Site information
- Type: Castle
- Owner: Portuguese Republic
- Open to the public: Public

Location
- Coordinates: 37°39′15″N 8°13′35″W﻿ / ﻿37.654176°N 8.226263°W

Site history
- Materials: Masonry

= Castle of Ourique =

Portuguese medieval castle

The Castle of Ourique (Castelo de Ourique), is a Portuguese medieval castle in civil parish of Ourique, in the municipality of the same name, in the district of Beja.

==History==
The castle is linked to the legendary battle of 1139, wherein D. Afonso Henriques defeated a superior Moorish army. In reality, there is still some doubt where the event occurred, even as it was fundamental to the history of an independent Kingdom of Portugal, but not to the history of the castle.

Between the 13th and 14th century, the castle was rebuilt by order of King D. Dinis, possibly over an ancient Romanized castro, later occupied by the Moors. The castle then began to pertain to the Order of São Tiago. Within the nucleus of the historic village are a set of 21 medieval silos (from relatively uncertain chronology), dating to the 14th century. From the estate salvaged by Manuel Maia in 1995, the early Medieval and Modern ceramics stand out, identifying a stratified testimony of the settlement until the 18th century.

The castle and settlement received its first Foral (charter) on 8 January 1290.

A new foral was issued in 1510 by King D. Manuel I.

In the second half of the 20th century, the remaining sections were "restored" and a portion of the wall served as a base for a viewpoint that still crowns the highest point of the village. In 1960, a tank was constructed using a line of walls and a platform to establish a reservoir and garden.

On 16 March 1973, there was a proposal by the Secretaria de Estado da Instrução e Cultura (Secretary-of-State for Instruction and Culture) to classify the site, which was later supported by the Junta Nacional de Educação (National Junta for Education) who suggested classifying it as an Imóvel de Interesse Público (Property of Public Interest). It was supported on 30 May 1973. But, on 3 May 2010, there was a proposal to closed the process by the DRCAlentejo, due to the "disappearance" of the property. It was also supported on 23 November 2011 by the SPAA of National Council of Culture, who archived the process the director of IGESPAR. On 14 September 2012, there was an announcement (13417/2012, Diário da República, Série 2, 179) to archive the classification process, owing to the impossibility of discovering any wall that could limit the viewpoint or walls. This resulted in the beginning of archaeological work to confirm the existence of vestiges on site.

==Architecture==
The remains of the castle are located on an isolated hillock. The remains of the castle are implanted on an area of the hill, 245 m altitude, dominated by a vast plain of the Campo de Ourique, between the ravines of Castanheiros and Cotovio, at a confluence 4 km north of the parish settlement, alongside the parochial church.

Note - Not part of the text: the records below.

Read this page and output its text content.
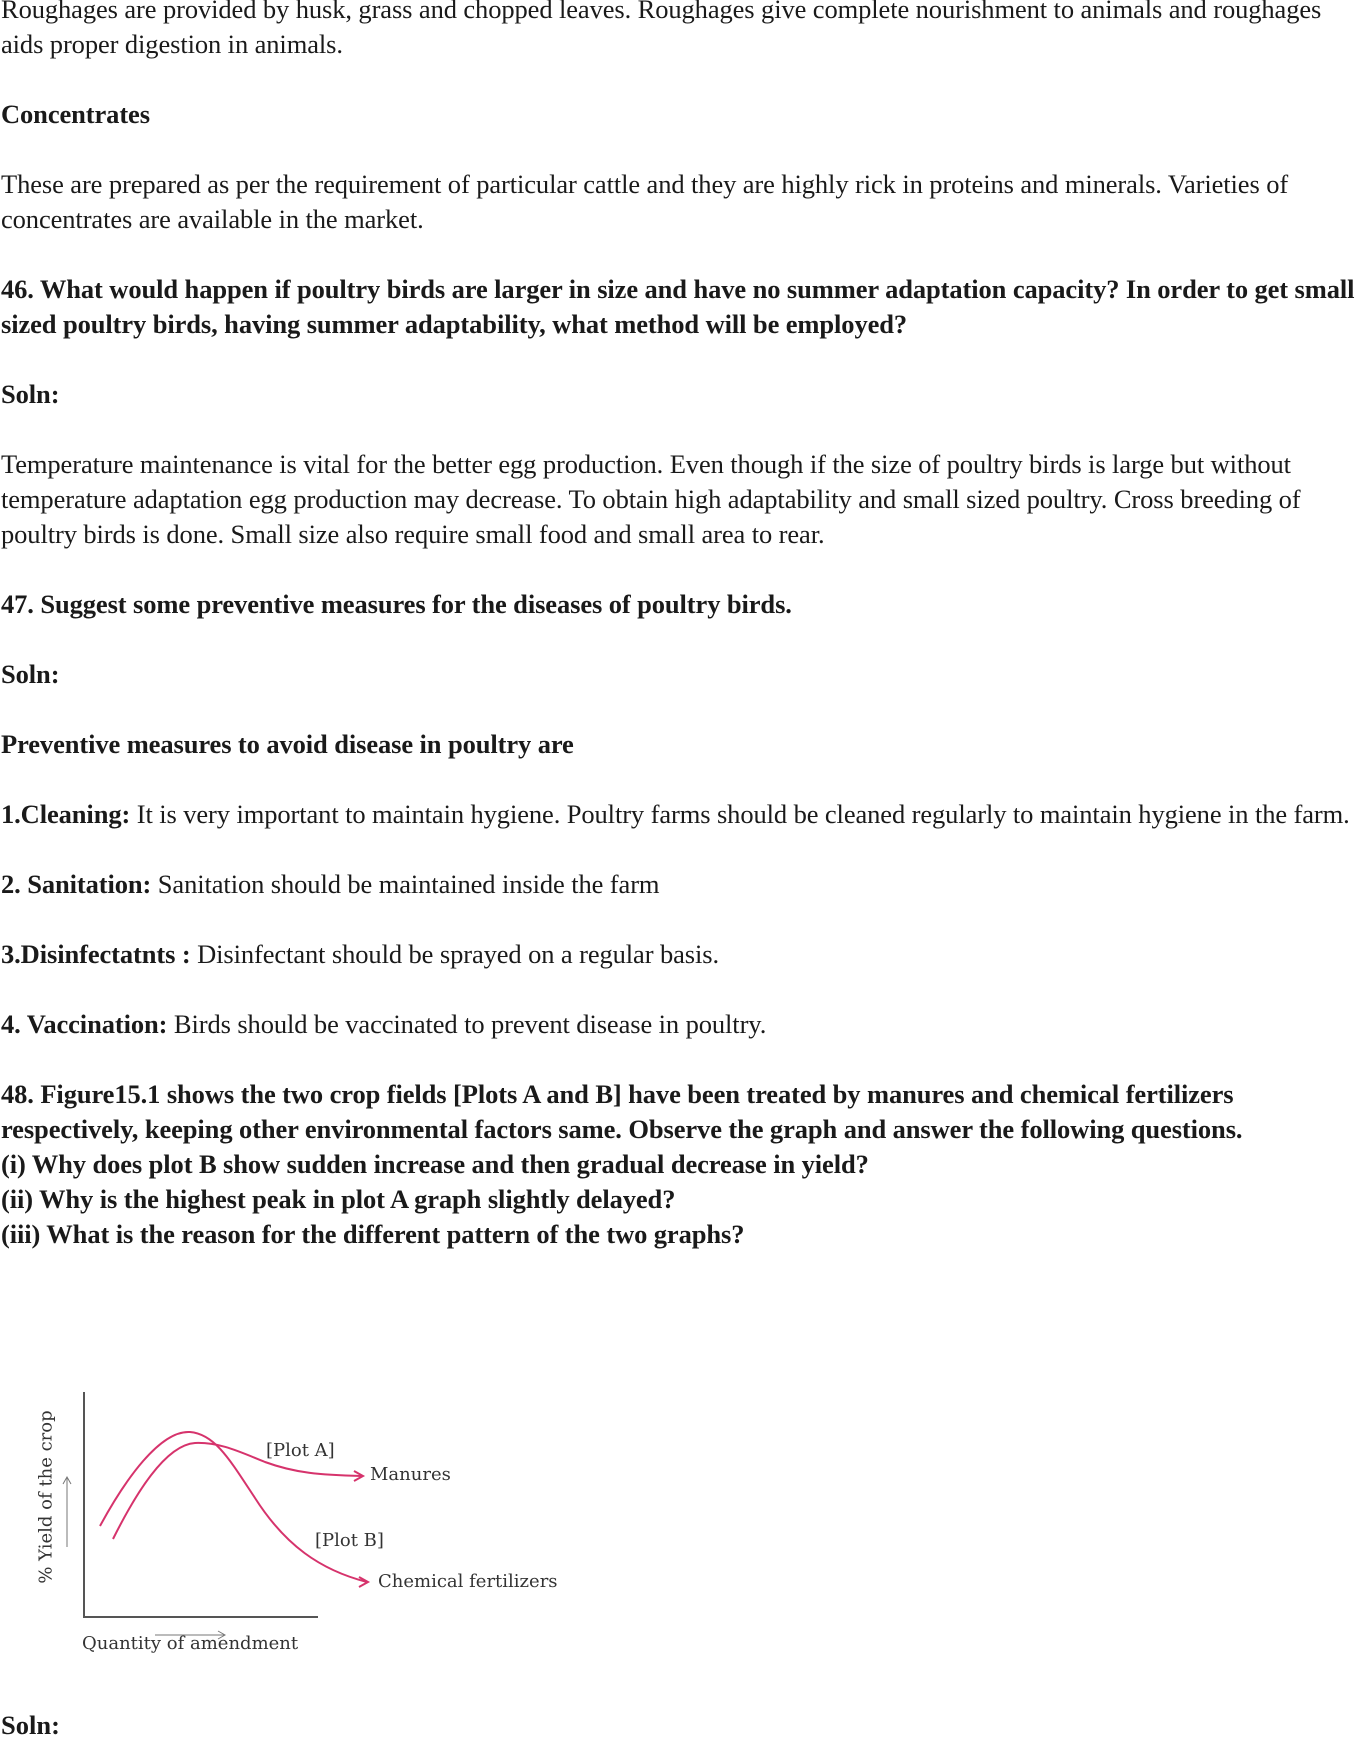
Roughages are provided by husk, grass and chopped leaves. Roughages give complete nourishment to animals and roughages aids proper digestion in animals.

Concentrates

These are prepared as per the requirement of particular cattle and they are highly rick in proteins and minerals. Varieties of concentrates are available in the market.

46. What would happen if poultry birds are larger in size and have no summer adaptation capacity? In order to get small sized poultry birds, having summer adaptability, what method will be employed?

Soln:

Temperature maintenance is vital for the better egg production. Even though if the size of poultry birds is large but without temperature adaptation egg production may decrease. To obtain high adaptability and small sized poultry. Cross breeding of poultry birds is done. Small size also require small food and small area to rear.

47. Suggest some preventive measures for the diseases of poultry birds.

Soln:

Preventive measures to avoid disease in poultry are

1.Cleaning: It is very important to maintain hygiene. Poultry farms should be cleaned regularly to maintain hygiene in the farm.

2. Sanitation: Sanitation should be maintained inside the farm

3.Disinfectatnts : Disinfectant should be sprayed on a regular basis.

4. Vaccination: Birds should be vaccinated to prevent disease in poultry.

48. Figure15.1 shows the two crop fields [Plots A and B] have been treated by manures and chemical fertilizers respectively, keeping other environmental factors same. Observe the graph and answer the following questions.

(i) Why does plot B show sudden increase and then gradual decrease in yield?

(ii) Why is the highest peak in plot A graph slightly delayed?

(iii) What is the reason for the different pattern of the two graphs?

[Plot A]
Manures
[Plot B]
Chemical fertilizers
Quantity of amendment
% Yield of the crop
Soln:
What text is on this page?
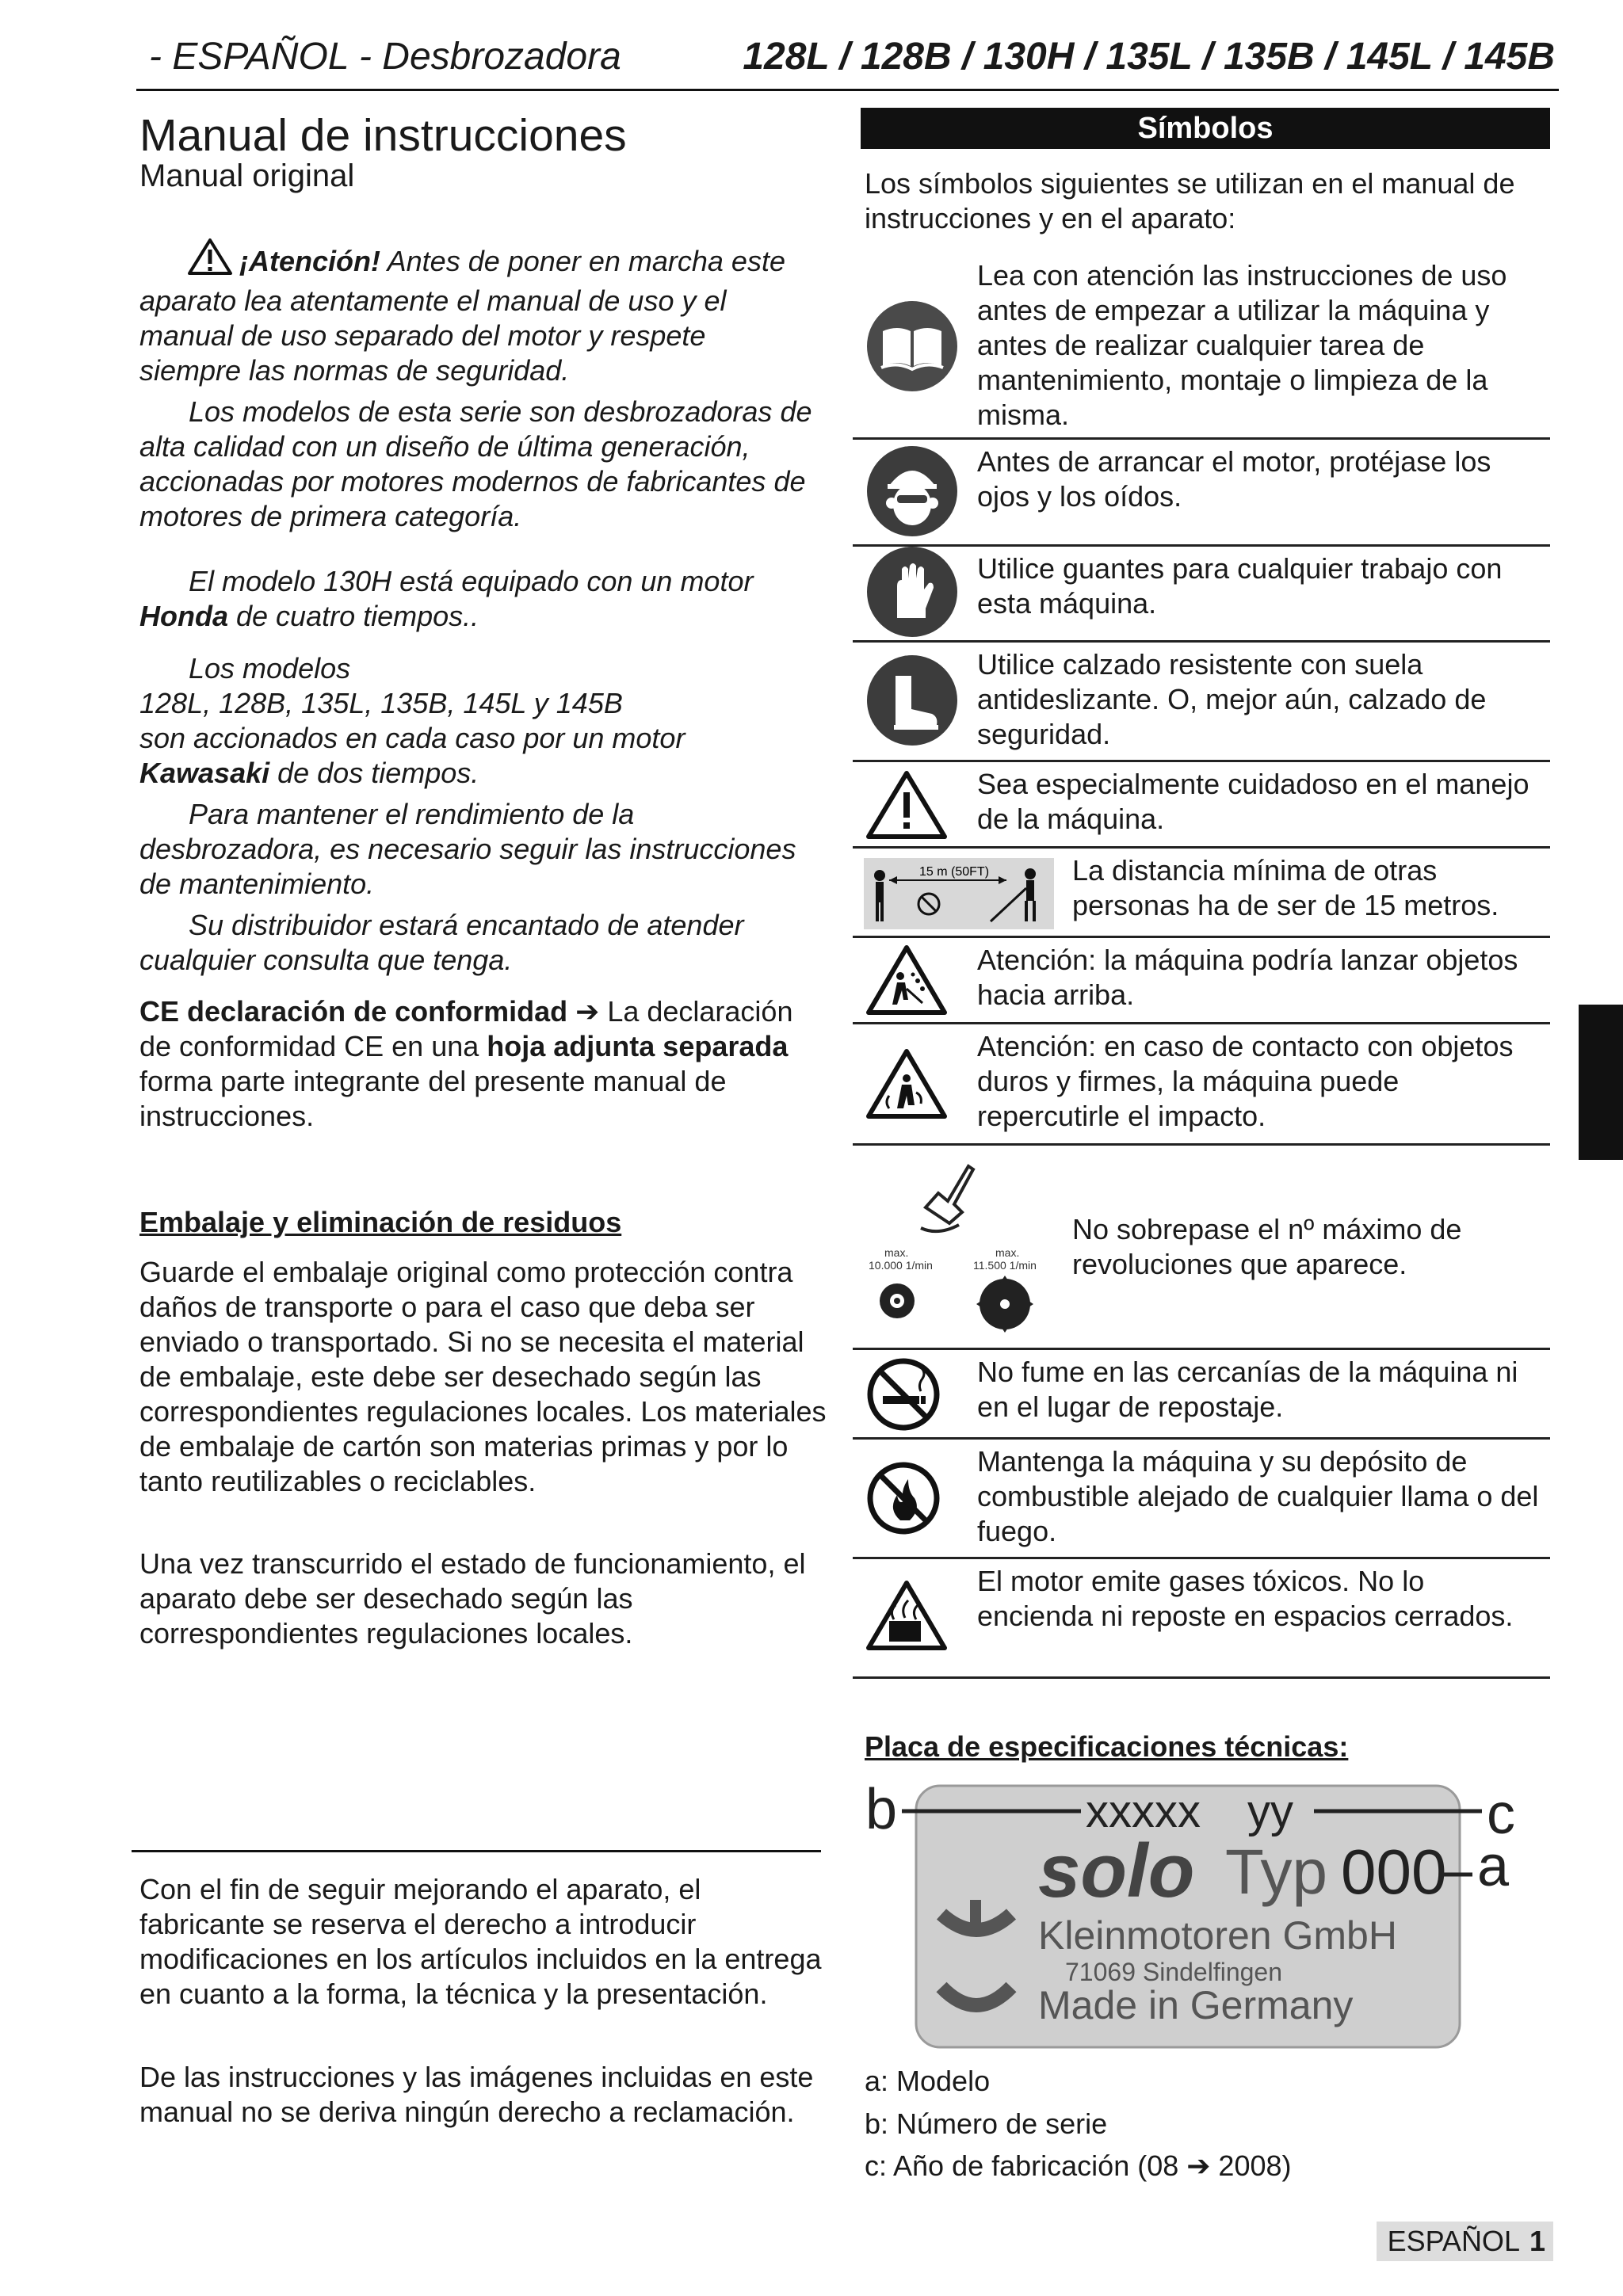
- ESPAÑOL - Desbrozadora	128L / 128B / 130H / 135L / 135B / 145L / 145B
Manual de instrucciones
Manual original

¡Atención! Antes de poner en marcha este aparato lea atentamente el manual de uso y el manual de uso separado del motor y respete siempre las normas de seguridad.

Los modelos de esta serie son desbrozadoras de alta calidad con un diseño de última generación, accionadas por motores modernos de fabricantes de motores de primera categoría.

El modelo 130H está equipado con un motor Honda de cuatro tiempos..

Los modelos
128L, 128B, 135L, 135B, 145L y 145B
son accionados en cada caso por un motor
Kawasaki de dos tiempos.

Para mantener el rendimiento de la desbrozadora, es necesario seguir las instrucciones de mantenimiento.

Su distribuidor estará encantado de atender cualquier consulta que tenga.

CE declaración de conformidad ➔ La declaración de conformidad CE en una hoja adjunta separada forma parte integrante del presente manual de instrucciones.
Embalaje y eliminación de residuos

Guarde el embalaje original como protección contra daños de transporte o para el caso que deba ser enviado o transportado. Si no se necesita el material de embalaje, este debe ser desechado según las correspondientes regulaciones locales. Los materiales de embalaje de cartón son materias primas y por lo tanto reutilizables o reciclables.

Una vez transcurrido el estado de funcionamiento, el aparato debe ser desechado según las correspondientes regulaciones locales.

Con el fin de seguir mejorando el aparato, el fabricante se reserva el derecho a introducir modificaciones en los artículos incluidos en la entrega en cuanto a la forma, la técnica y la presentación.

De las instrucciones y las imágenes incluidas en este manual no se deriva ningún derecho a reclamación.

Símbolos
Los símbolos siguientes se utilizan en el manual de instrucciones y en el aparato:
Lea con atención las instrucciones de uso antes de empezar a utilizar la máquina y antes de realizar cualquier tarea de mantenimiento, montaje o limpieza de la misma.
Antes de arrancar el motor, protéjase los ojos y los oídos.
Utilice guantes para cualquier trabajo con esta máquina.
Utilice calzado resistente con suela antideslizante. O, mejor aún, calzado de seguridad.
Sea especialmente cuidadoso en el manejo de la máquina.
15 m (50FT)	La distancia mínima de otras personas ha de ser de 15 metros.
Atención: la máquina podría lanzar objetos hacia arriba.
Atención: en caso de contacto con objetos duros y firmes, la máquina puede repercutirle el impacto.
max.
10.000 1/min
max.
11.500 1/min
No sobrepase el nº máximo de revoluciones que aparece.
No fume en las cercanías de la máquina ni en el lugar de repostaje.
Mantenga la máquina y su depósito de combustible alejado de cualquier llama o del fuego.
El motor emite gases tóxicos. No lo encienda ni reposte en espacios cerrados.
Placa de especificaciones técnicas:
b	xxxxx yy	c
solo Typ 000 a
Kleinmotoren GmbH
71069 Sindelfingen
Made in Germany
a: Modelo
b: Número de serie
c: Año de fabricación (08 ➔ 2008)
ESPAÑOL 1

The military architecture consisted of a fort/citadel and fortification wall that encircled the settlement of Ourique. Practically demolished in the 1960s, little vestiges remain of the line of walls or support structures. Unfortunately, the remains today are scarce and adulterated: they do not allow for any rigorous study of possible constructive phases.

Of the original structure, there is very little that can be inferred; its Gothic nature and oval plan fortifications included tower and main door, but little remains. The castle had a relatively heterodox characteristics, in comparison to other Gothic prototypes. Today, where there must have been a medieval tower is a quadrangular water reservoir. Along the old fence, covered with recent stone material, is the border of the town lookout, topped by a wall built of concrete and fenestrated by a frieze, typical of public works constructed during the 2nd Republic. The access to this space is through a small pointed arch, probably echoing the previous structure: it was erected as a variation of the medieval theme.